I can’t say that this episode did not hurt me.  Members of this ward know that my parents have a gay son.  I was introduced to the class as their son, visiting from distant Minneapolis. Were these comments made deliberately for my benefit? Or is the Church’s anti-gay-marriage campaign stirring ugly sentiments that until now remained latent?  Iwanted to leave.  If I could have left without drawing attention to myself I would have.  But at that moment, the Spirit was there quietly saying, “Don’t listen to that. You are in the right place. You are doing what you need to do.
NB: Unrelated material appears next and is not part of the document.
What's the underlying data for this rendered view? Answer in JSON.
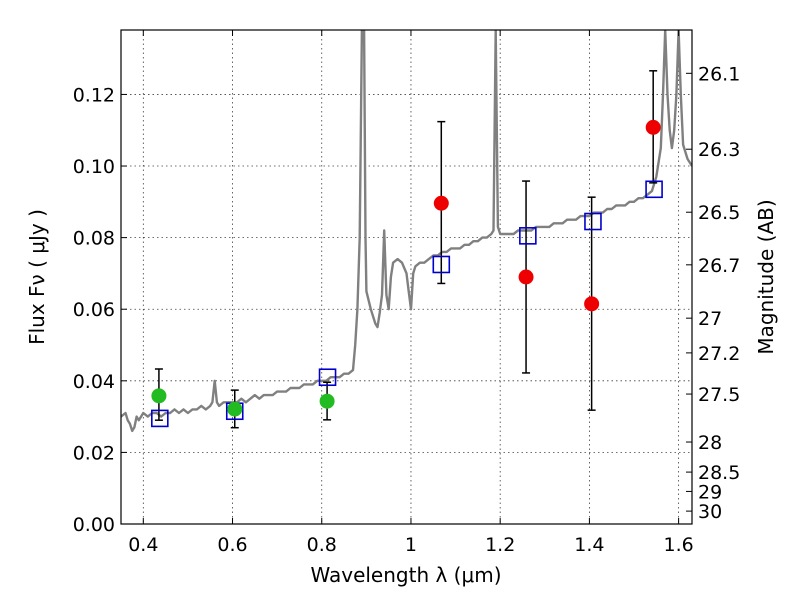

Your Heavenly Father is very pleased with you.”  The Spirit reassured me that the Lord would take care of me and that I simply needed to be patient.  So I did not regret the experience. I learned that my dignity does not depend on what others say and that the Holy Spirit will sustain me even through situations I would have imagined unbearable.
Over the past year or so, in response to a dramatic spiritual experience I had at the Sunstone Symposium of August 2005, I have been trying to define for myself a middle path between the polar extremes of, on the one hand, embracing the Church and rejecting the love I share with my partner and, on the other, rejecting the Church and embracing my sexuality.  If the Church is becoming increasingly polarized over this issue by the
current political debate, perhaps it is absurd to hope for such a middle road. Still, I believe that rejecting judgmental postures while enhancing openness, love, compassion, hope, and humility on all sides of this debate is more crucial now than it ever was before.